Happy Pride Month!
After some debating, I decided to share my story as well! I finally feel comfortable enough with myself to do so.
I'm an aromantic asexual lesbian.
How does being a lesbian work when I'm also aro ace? Good question. It's confusing as heck, but it's just how I feel. All three labels resonate with me a lot.
A couple of years ago I identified as a homoromantic asexual. I had been dating someone for a few years, and I started to realize that I just...wasn't happy. It wasn't my partner's fault at all, it was just that none of the typical romantic stuff we did really...felt good to me. It felt stifling and I found myself almost dreading it.

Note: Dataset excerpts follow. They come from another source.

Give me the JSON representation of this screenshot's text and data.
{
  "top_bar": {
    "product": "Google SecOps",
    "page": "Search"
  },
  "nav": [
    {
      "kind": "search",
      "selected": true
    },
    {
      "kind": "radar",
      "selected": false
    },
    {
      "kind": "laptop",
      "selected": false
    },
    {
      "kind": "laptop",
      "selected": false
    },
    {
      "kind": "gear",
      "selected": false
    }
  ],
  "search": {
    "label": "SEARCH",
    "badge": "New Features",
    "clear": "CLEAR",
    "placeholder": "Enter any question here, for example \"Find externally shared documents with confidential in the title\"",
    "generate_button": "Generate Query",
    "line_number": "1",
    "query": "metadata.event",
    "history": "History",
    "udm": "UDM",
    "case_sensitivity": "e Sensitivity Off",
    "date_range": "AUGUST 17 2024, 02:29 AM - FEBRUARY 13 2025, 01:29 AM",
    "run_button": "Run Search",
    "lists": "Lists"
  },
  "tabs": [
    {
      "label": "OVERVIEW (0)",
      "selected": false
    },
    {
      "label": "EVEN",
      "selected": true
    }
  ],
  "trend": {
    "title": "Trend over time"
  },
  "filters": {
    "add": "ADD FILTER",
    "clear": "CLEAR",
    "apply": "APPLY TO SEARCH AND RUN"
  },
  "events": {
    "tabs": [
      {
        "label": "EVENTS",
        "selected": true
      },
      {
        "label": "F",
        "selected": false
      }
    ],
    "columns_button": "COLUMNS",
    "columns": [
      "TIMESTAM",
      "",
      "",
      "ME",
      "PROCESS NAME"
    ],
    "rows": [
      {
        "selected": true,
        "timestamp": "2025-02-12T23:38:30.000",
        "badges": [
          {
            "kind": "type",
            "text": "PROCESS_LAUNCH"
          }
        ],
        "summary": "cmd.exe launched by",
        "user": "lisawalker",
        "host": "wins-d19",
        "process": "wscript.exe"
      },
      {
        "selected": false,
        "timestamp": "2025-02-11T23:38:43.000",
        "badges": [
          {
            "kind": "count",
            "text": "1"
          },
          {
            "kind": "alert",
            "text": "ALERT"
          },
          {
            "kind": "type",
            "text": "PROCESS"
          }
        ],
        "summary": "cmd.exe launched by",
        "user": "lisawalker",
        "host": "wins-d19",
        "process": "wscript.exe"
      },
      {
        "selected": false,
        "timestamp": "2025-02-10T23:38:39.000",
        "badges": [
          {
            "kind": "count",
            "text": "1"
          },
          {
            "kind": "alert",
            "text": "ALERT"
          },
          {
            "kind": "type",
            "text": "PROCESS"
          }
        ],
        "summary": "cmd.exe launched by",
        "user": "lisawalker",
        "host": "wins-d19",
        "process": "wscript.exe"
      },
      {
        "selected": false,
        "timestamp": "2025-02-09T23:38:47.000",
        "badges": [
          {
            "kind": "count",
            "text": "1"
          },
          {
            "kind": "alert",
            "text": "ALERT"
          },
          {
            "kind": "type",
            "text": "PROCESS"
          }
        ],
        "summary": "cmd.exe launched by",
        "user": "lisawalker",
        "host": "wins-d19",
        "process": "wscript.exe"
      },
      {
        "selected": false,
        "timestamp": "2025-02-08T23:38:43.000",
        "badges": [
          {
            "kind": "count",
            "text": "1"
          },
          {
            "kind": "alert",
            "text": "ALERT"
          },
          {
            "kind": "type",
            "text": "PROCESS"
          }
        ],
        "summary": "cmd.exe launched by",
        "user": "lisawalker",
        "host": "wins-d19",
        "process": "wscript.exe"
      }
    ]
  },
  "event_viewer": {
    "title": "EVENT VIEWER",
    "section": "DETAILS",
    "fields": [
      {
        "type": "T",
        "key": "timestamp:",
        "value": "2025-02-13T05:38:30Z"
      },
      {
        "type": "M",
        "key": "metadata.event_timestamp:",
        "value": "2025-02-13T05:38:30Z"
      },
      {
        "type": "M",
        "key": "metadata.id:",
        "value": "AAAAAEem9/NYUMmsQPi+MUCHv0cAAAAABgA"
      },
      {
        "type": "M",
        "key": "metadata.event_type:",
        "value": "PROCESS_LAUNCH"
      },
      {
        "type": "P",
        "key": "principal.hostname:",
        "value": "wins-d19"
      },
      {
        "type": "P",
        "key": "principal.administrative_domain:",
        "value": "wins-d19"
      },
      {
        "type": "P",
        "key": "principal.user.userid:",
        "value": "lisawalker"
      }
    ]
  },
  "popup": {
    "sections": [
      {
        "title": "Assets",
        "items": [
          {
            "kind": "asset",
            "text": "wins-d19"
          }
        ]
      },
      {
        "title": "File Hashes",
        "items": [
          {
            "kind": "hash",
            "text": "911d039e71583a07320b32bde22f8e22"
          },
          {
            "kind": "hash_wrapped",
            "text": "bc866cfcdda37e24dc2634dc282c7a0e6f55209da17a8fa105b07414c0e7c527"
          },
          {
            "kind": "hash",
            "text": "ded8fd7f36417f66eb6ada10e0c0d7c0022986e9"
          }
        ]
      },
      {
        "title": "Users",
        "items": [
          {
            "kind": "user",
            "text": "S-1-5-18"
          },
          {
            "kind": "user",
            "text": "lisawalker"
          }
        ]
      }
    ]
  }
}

After a lot of beating myself up over not being a "good enough" partner, I finally came to the realization that I'm aromantic. I broke the news to my partner, who was unbelievably understanding, and we went back to just being friends. They've been one of my best friends for years, before and after our relationship, and I love them to bits.
It took me about a year to finally accept being aromantic. I hated it at first. I felt bad for breaking up with my partner, and I had just felt so comfortable calling myself a homoromantic ace that this new change was unwelcome. Did this mean I was going to be alone all my life?
Now I've fully embraced it. I love being aro. It's who I am, and it feels freeing. I don't feel alone because I have the best friends on the planet, willing to support me through thick and thin.
The point I want to get across with my story is this: Sometimes your sexuality will change. Sometimes drastically. And it's okay! It's a very fluid thing. There's nothing wrong with you, you're not being indecisive or anything like that. Just be willing to accept these changes as they come, even if it's hard for a while.